ImageThe tradition of the Imaginary Semi-Queen opening the yearly dogtail event stretches back to the early years of the semi-monarchy, and the current Semi-Queen has performed the necessary functions every year without fail since she first attended the ceremony in 1969. (Thats except for the period from 1983 to 1997 when the dogtail event was quarantined on health grounds, and between 2004 and 2012 when the Semi-Queen was quarantined on health grounds).

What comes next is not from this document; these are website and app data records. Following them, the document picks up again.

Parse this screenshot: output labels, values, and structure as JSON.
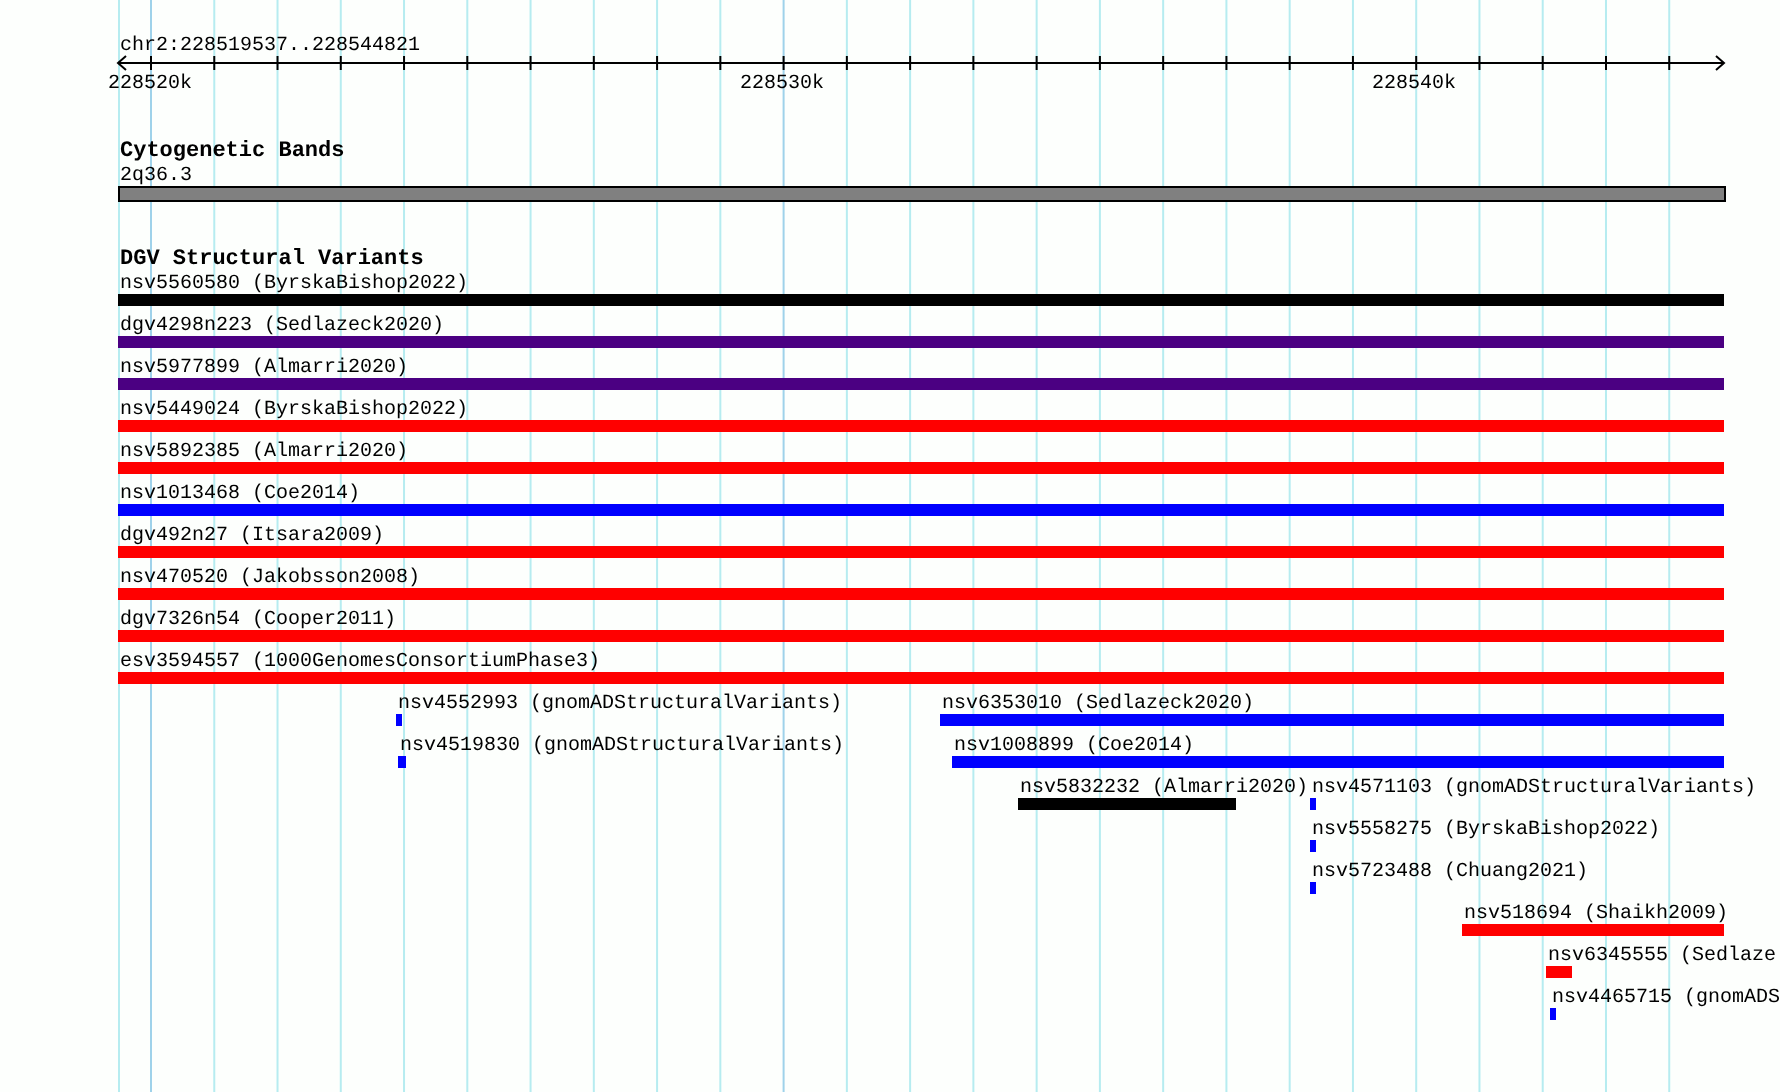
{
  "location": "chr2:228519537..228544821",
  "ruler": {
    "ticks": [
      "228520k",
      "228530k",
      "228540k"
    ]
  },
  "tracks": [
    {
      "title": "Cytogenetic Bands",
      "kind": "band",
      "features": [
        {
          "label": "2q36.3",
          "color": "#808080"
        }
      ]
    },
    {
      "title": "DGV Structural Variants",
      "kind": "variant",
      "features": [
        {
          "label": "nsv5560580 (ByrskaBishop2022)",
          "color": "#000000"
        },
        {
          "label": "dgv4298n223 (Sedlazeck2020)",
          "color": "#4b0082"
        },
        {
          "label": "nsv5977899 (Almarri2020)",
          "color": "#4b0082"
        },
        {
          "label": "nsv5449024 (ByrskaBishop2022)",
          "color": "#ff0000"
        },
        {
          "label": "nsv5892385 (Almarri2020)",
          "color": "#ff0000"
        },
        {
          "label": "nsv1013468 (Coe2014)",
          "color": "#0000ff"
        },
        {
          "label": "dgv492n27 (Itsara2009)",
          "color": "#ff0000"
        },
        {
          "label": "nsv470520 (Jakobsson2008)",
          "color": "#ff0000"
        },
        {
          "label": "dgv7326n54 (Cooper2011)",
          "color": "#ff0000"
        },
        {
          "label": "esv3594557 (1000GenomesConsortiumPhase3)",
          "color": "#ff0000"
        },
        {
          "label": "nsv4552993 (gnomADStructuralVariants)",
          "color": "#0000ff"
        },
        {
          "label": "nsv6353010 (Sedlazeck2020)",
          "color": "#0000ff"
        },
        {
          "label": "nsv4519830 (gnomADStructuralVariants)",
          "color": "#0000ff"
        },
        {
          "label": "nsv1008899 (Coe2014)",
          "color": "#0000ff"
        },
        {
          "label": "nsv5832232 (Almarri2020)",
          "color": "#000000"
        },
        {
          "label": "nsv4571103 (gnomADStructuralVariants)",
          "color": "#0000ff"
        },
        {
          "label": "nsv5558275 (ByrskaBishop2022)",
          "color": "#0000ff"
        },
        {
          "label": "nsv5723488 (Chuang2021)",
          "color": "#0000ff"
        },
        {
          "label": "nsv518694 (Shaikh2009)",
          "color": "#ff0000"
        },
        {
          "label": "nsv6345555 (Sedlaze",
          "color": "#ff0000"
        },
        {
          "label": "nsv4465715 (gnomADS",
          "color": "#0000ff"
        }
      ]
    }
  ]
}
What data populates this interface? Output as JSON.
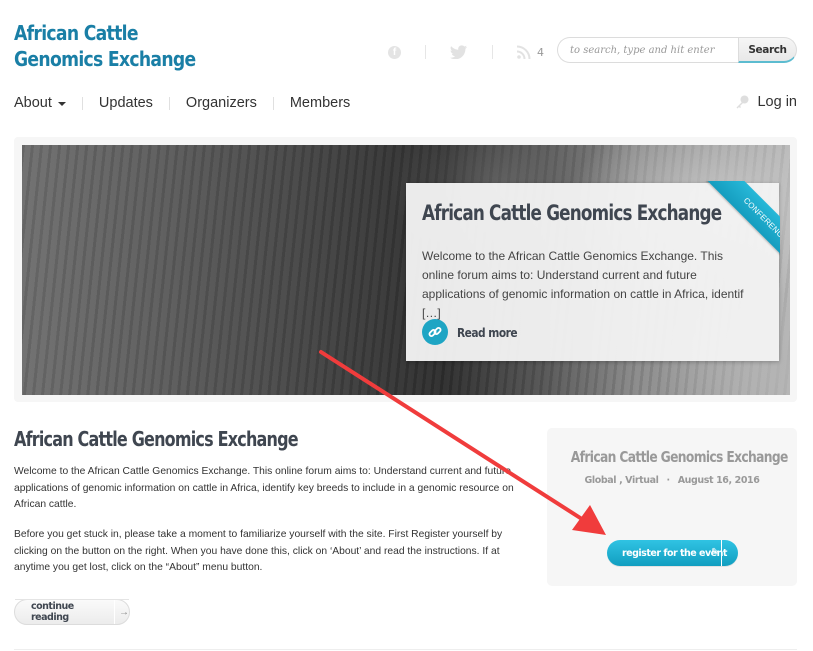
{
  "site": {
    "title": "African Cattle Genomics Exchange",
    "title_color": "#1a7fa6",
    "accent_color": "#1ea5c4"
  },
  "social": {
    "icons": [
      "facebook-icon",
      "twitter-icon",
      "rss-icon"
    ],
    "rss_count": "4"
  },
  "search": {
    "placeholder": "to search, type and hit enter",
    "value": "",
    "button_label": "Search"
  },
  "nav": {
    "items": [
      {
        "label": "About",
        "has_dropdown": true
      },
      {
        "label": "Updates"
      },
      {
        "label": "Organizers"
      },
      {
        "label": "Members"
      }
    ],
    "login_label": "Log in"
  },
  "hero": {
    "ribbon_label": "CONFERENCE",
    "title": "African Cattle Genomics Exchange",
    "excerpt": "Welcome to the African Cattle Genomics Exchange. This online forum aims to: Understand current and future applications of genomic information on cattle in Africa, identif […]",
    "read_more_label": "Read more"
  },
  "post": {
    "title": "African Cattle Genomics Exchange",
    "paragraphs": [
      "Welcome to the African Cattle Genomics Exchange. This online forum aims to: Understand current and future applications of genomic information on cattle in Africa, identify key breeds to include in a genomic resource on African cattle.",
      "Before you get stuck in, please take a moment to familiarize yourself with the site. First Register yourself by clicking on the button on the right. When you have done this, click on ‘About’ and read the instructions. If at anytime you get lost, click on the “About” menu button."
    ],
    "continue_label": "continue reading",
    "continue_arrow": "→"
  },
  "event": {
    "title": "African Cattle Genomics Exchange",
    "location": "Global , Virtual",
    "separator": "·",
    "date": "August 16, 2016",
    "register_label": "register for the event"
  },
  "annotation": {
    "arrow_color": "#f03c3c"
  }
}
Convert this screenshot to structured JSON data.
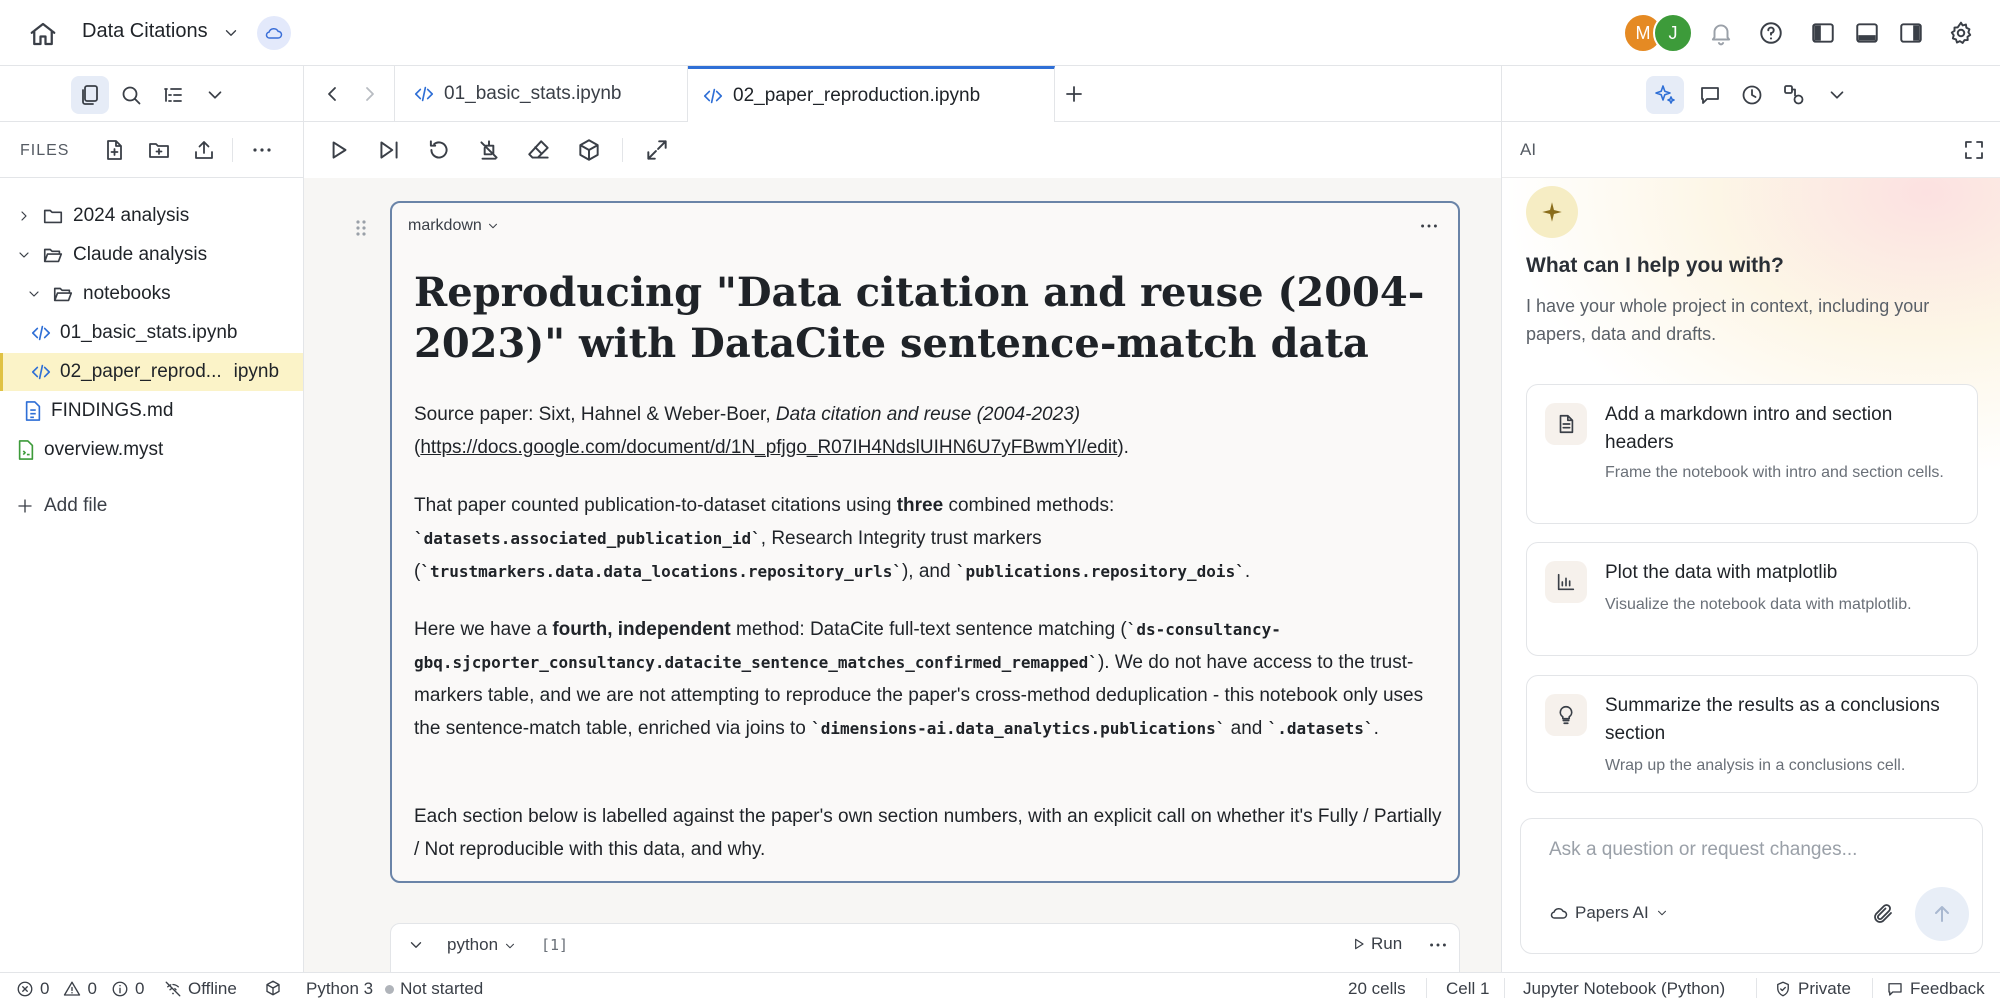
{
  "topbar": {
    "project_title": "Data Citations",
    "avatars": [
      "M",
      "J"
    ]
  },
  "sidebar": {
    "files_label": "FILES",
    "tree": [
      {
        "label": "2024 analysis",
        "type": "folder",
        "expanded": false
      },
      {
        "label": "Claude analysis",
        "type": "folder",
        "expanded": true
      },
      {
        "label": "notebooks",
        "type": "folder",
        "expanded": true
      },
      {
        "label": "01_basic_stats.ipynb",
        "type": "notebook"
      },
      {
        "label": "02_paper_reprod...",
        "suffix": "ipynb",
        "type": "notebook",
        "active": true
      },
      {
        "label": "FINDINGS.md",
        "type": "markdown"
      },
      {
        "label": "overview.myst",
        "type": "myst"
      }
    ],
    "add_file": "Add file"
  },
  "tabs": [
    {
      "label": "01_basic_stats.ipynb"
    },
    {
      "label": "02_paper_reproduction.ipynb",
      "active": true
    }
  ],
  "cell": {
    "type_label": "markdown",
    "heading": "Reproducing \"Data citation and reuse (2004-2023)\" with DataCite sentence-match data",
    "p1": {
      "prefix": "Source paper: Sixt, Hahnel & Weber-Boer, ",
      "italic": "Data citation and reuse (2004-2023)",
      "open": "(",
      "link": "https://docs.google.com/document/d/1N_pfjgo_R07IH4NdslUIHN6U7yFBwmYl/edit",
      "close": ")."
    },
    "p2": {
      "t1": "That paper counted publication-to-dataset citations using ",
      "b1": "three",
      "t2": " combined methods: ",
      "c1": "`datasets.associated_publication_id`",
      "t3": ", Research Integrity trust markers (",
      "c2": "`trustmarkers.data.data_locations.repository_urls`",
      "t4": "), and ",
      "c3": "`publications.repository_dois`",
      "t5": "."
    },
    "p3": {
      "t1": "Here we have a ",
      "b1": "fourth, independent",
      "t2": " method: DataCite full-text sentence matching (",
      "c1": "`ds-consultancy-gbq.sjcporter_consultancy.datacite_sentence_matches_confirmed_remapped`",
      "t3": "). We do not have access to the trust-markers table, and we are not attempting to reproduce the paper's cross-method deduplication - this notebook only uses the sentence-match table, enriched via joins to ",
      "c2": "`dimensions-ai.data_analytics.publications`",
      "t4": " and ",
      "c3": "`.datasets`",
      "t5": "."
    },
    "p4": "Each section below is labelled against the paper's own section numbers, with an explicit call on whether it's Fully / Partially / Not reproducible with this data, and why."
  },
  "code_cell": {
    "lang": "python",
    "count": "[1]",
    "run": "Run"
  },
  "ai": {
    "header": "AI",
    "question": "What can I help you with?",
    "intro": "I have your whole project in context, including your papers, data and drafts.",
    "suggestions": [
      {
        "title": "Add a markdown intro and section headers",
        "desc": "Frame the notebook with intro and section cells.",
        "icon": "document-icon"
      },
      {
        "title": "Plot the data with matplotlib",
        "desc": "Visualize the notebook data with matplotlib.",
        "icon": "chart-icon"
      },
      {
        "title": "Summarize the results as a conclusions section",
        "desc": "Wrap up the analysis in a conclusions cell.",
        "icon": "lightbulb-icon"
      }
    ],
    "input_placeholder": "Ask a question or request changes...",
    "model": "Papers AI"
  },
  "statusbar": {
    "errors": "0",
    "warnings": "0",
    "infos": "0",
    "offline": "Offline",
    "kernel": "Python 3",
    "kernel_state": "Not started",
    "cells": "20 cells",
    "cell_pos": "Cell 1",
    "nb_type": "Jupyter Notebook (Python)",
    "privacy": "Private",
    "feedback": "Feedback"
  }
}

With the usual pomp, a dollop of ceremony and a poop-bag bursting at the seams, the Semi-Queen cut the ribbon that kept the tails together and once again was nearly swamped by a minor stampede of anesthesiologists looking for an edge and an opening into the second round. Unfortunately - slightly above the tally for last year's event - there were 14 serious injuries and 6 deaths during the opening salvos.

Most of the top 50 dogtail slots have now been decided with the second round commencing on the Parade Ground on Thursday.


Refuse Collection blocked by syntactic error

ImageA minor crisis has been overflowing on to the streets of the small Armernican town of Jetsam, after workers in the town's Refuse Collection department failed to parse their department's name correctly and began denying all requests outright.

Irate citizens with bins full to the brim (and beyond) are greeted by a large "No" when visiting the department's website, and phone-calls to their customer service department are redirected to an automated message declaring "Whatever it is you want, we're not having any of it, go away".

After some effort we managed to track down the department's head honcho, Zak Honcho, but he was too busy to speak to us - as, in a predictably unsurprising twist to the story, he was changing all the fuses in all the plugs in his house.